Take a look at the video tutorial below of the latest version ( Access 2013 ) which demonstrates three different methods between using the value, expression and an aggregate rule.
Access Conditional Formatting: How To Apply Logical Formatting To Access 2013 Reports And Forms
The pre-defined data bars when using the built-in ‘compare to other records‘ rule really makes this easy to apply and bring a dynamic impact typically to your reports.
You can set from a value range or percentage aggregate and choose from any defined colour required.
I like the way the video demonstrated how you can re-purpose a (duplicate) field to show for a different emphasis of the report without the need to add any extra calculated fields albeit in the report, form or from the base query.
Using the ‘expression‘ rule type really allows simple logic to be applied to the whole record which will be required should you want to show row formatting based on one or more field values.

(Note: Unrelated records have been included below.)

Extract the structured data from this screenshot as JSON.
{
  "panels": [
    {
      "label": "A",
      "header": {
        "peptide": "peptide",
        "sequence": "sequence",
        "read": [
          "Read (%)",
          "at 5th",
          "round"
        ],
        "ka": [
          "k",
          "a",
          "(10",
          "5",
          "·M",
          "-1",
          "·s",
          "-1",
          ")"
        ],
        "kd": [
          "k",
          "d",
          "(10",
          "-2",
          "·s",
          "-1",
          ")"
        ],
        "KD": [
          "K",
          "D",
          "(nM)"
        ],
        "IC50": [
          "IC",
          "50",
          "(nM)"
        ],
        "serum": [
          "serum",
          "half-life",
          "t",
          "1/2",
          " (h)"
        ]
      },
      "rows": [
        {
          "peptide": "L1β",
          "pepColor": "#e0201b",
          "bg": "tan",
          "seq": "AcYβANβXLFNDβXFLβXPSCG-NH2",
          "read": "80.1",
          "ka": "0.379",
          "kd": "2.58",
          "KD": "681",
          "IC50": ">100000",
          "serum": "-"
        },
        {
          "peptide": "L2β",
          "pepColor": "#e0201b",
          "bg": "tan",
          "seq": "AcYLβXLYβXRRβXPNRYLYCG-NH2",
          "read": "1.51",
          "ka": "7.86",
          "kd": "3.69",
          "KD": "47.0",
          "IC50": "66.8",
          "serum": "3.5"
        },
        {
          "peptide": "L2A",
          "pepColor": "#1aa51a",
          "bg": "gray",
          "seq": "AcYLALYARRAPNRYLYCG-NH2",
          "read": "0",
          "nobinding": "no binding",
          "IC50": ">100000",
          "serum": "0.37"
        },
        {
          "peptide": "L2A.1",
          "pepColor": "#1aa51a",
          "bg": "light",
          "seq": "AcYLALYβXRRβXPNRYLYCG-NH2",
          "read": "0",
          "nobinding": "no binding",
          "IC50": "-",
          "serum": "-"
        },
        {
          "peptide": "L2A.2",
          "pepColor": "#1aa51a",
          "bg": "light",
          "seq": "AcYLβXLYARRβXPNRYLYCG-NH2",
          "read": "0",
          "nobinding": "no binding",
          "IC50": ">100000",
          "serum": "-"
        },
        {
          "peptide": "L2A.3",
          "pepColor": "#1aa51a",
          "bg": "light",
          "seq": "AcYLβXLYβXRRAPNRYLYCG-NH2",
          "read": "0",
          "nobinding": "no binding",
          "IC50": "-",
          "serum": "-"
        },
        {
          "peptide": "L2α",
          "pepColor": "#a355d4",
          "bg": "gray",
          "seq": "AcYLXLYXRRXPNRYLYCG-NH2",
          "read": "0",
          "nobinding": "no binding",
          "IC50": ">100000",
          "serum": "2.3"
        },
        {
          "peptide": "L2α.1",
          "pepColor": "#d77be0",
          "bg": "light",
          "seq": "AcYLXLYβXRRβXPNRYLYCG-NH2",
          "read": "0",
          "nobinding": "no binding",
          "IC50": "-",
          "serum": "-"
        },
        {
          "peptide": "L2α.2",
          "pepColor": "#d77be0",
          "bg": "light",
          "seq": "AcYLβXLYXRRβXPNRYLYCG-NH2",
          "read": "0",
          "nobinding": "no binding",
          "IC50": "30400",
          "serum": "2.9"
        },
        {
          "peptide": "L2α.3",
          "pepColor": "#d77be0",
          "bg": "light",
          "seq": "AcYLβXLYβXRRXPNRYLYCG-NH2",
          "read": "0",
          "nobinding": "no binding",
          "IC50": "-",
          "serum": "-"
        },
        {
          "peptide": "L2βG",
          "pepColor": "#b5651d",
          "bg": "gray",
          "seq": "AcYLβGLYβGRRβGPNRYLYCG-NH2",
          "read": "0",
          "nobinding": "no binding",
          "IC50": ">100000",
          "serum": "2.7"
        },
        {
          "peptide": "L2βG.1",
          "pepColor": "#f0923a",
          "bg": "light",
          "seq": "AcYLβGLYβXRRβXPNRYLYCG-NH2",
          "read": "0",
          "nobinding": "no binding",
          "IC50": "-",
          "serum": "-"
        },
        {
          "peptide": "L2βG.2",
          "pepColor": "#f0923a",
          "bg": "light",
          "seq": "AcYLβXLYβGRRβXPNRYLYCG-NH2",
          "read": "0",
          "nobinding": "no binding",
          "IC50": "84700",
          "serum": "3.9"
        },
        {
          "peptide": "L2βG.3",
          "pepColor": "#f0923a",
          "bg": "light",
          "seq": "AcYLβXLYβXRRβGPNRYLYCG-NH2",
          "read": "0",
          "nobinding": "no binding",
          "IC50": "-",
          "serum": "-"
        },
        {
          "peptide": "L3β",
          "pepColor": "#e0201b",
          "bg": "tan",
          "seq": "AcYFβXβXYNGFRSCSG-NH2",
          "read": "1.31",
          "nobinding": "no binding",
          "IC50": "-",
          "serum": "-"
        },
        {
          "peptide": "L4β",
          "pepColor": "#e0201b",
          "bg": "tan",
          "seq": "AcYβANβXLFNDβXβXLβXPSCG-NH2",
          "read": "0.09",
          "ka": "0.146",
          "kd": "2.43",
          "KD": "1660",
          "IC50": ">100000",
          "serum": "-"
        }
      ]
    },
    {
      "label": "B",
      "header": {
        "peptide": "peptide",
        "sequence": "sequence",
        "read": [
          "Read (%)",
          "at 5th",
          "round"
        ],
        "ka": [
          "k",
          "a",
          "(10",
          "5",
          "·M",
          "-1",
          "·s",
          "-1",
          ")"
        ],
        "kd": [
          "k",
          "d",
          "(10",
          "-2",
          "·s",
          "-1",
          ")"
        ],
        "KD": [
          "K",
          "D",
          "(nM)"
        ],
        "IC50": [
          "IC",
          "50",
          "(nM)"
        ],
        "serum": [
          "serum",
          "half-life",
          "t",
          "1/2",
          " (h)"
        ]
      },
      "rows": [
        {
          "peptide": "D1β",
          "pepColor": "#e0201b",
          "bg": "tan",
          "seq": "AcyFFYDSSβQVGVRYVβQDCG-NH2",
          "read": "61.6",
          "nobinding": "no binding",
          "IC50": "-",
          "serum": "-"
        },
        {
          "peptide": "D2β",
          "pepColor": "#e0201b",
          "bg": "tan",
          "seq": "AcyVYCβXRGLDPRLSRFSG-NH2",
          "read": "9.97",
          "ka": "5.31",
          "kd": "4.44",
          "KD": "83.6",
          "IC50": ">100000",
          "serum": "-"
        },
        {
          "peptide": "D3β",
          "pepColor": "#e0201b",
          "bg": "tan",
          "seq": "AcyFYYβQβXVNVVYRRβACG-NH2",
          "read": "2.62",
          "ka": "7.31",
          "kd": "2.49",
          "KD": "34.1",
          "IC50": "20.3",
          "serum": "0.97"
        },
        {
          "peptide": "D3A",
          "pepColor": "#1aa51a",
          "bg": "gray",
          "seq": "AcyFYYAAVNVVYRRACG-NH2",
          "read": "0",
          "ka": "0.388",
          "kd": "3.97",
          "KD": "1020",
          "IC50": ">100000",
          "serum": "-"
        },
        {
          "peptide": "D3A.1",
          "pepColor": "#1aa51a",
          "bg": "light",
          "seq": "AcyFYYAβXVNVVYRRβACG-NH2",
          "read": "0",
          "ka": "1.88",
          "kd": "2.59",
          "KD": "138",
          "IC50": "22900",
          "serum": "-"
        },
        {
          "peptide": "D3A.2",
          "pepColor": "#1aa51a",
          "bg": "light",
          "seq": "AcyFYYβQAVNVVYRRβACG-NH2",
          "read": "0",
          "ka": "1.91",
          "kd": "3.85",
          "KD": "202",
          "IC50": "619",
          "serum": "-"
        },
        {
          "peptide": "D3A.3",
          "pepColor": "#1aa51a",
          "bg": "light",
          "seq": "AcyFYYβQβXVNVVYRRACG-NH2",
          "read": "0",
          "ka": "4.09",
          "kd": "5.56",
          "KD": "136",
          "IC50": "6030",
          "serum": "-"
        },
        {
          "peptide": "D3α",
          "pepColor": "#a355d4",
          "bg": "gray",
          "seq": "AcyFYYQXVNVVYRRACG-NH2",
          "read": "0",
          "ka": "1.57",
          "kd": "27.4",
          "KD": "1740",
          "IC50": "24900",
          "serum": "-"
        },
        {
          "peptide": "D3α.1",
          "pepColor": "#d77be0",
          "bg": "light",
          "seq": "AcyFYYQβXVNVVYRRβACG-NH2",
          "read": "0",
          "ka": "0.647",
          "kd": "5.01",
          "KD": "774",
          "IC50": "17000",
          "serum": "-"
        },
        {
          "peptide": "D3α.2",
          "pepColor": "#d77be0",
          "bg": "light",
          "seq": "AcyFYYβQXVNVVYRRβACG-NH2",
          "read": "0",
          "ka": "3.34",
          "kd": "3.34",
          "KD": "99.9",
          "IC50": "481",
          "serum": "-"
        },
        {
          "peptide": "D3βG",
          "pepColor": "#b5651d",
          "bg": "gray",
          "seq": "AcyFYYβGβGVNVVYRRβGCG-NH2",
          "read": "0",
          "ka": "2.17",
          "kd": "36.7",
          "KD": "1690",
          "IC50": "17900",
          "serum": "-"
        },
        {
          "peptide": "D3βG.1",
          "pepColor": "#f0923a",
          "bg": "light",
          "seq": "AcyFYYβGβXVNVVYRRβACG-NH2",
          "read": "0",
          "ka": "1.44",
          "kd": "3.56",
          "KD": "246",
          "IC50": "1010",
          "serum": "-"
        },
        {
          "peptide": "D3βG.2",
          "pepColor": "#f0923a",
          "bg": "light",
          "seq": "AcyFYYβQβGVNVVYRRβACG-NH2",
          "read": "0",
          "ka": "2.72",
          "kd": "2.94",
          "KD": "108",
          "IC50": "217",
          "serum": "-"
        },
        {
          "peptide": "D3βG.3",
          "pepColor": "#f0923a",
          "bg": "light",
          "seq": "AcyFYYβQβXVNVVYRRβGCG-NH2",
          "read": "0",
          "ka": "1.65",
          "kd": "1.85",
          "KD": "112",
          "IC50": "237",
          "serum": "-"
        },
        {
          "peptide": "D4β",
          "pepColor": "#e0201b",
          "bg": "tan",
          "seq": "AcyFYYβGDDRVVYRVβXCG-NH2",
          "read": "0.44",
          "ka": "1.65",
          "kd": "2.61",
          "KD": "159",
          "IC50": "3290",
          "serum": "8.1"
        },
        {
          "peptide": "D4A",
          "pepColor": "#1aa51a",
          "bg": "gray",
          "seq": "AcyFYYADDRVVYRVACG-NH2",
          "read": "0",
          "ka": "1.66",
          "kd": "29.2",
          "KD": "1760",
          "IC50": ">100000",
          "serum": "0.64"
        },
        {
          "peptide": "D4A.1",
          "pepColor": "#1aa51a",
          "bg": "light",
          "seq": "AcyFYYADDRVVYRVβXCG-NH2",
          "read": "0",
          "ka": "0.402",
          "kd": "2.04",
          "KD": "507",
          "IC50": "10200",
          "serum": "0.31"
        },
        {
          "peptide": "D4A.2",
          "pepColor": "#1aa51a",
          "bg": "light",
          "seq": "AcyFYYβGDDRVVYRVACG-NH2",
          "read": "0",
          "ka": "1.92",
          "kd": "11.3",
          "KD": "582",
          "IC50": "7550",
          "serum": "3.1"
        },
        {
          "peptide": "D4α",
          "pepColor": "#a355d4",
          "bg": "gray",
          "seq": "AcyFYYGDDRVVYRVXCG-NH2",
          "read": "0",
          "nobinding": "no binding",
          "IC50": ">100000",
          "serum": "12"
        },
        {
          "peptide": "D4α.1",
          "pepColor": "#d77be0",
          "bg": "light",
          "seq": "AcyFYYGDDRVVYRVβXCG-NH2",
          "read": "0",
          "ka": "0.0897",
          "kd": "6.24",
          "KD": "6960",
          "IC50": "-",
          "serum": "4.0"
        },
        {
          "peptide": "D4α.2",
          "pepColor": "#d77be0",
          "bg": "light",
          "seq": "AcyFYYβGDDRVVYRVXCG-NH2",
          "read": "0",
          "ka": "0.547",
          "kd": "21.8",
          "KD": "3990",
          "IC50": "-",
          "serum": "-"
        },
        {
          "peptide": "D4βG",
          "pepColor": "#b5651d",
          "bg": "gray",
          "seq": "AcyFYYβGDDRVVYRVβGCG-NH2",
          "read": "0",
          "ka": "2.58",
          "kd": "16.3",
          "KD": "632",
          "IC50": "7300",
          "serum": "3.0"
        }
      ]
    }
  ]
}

Also note that you can use Access conditional formatting directly on calculated fields too which will need to be considered for the more complex returning value to a record that doesn’t really exist in any data table.
The scope for a calculated field needs to be considered too and the rule is simple; if a value is considered a one-off benefit, stick it into the form or report. If not, create it in the query which makes this potentially a re-usable field in other forms and reports.
Finally, to keep the number of query objects to a minimum to hide SQL statements (which is what queries really are) without hiding Access objects, embed the SQL code into the form or report ‘Record Source‘ property which makes this really a local recordset to the object.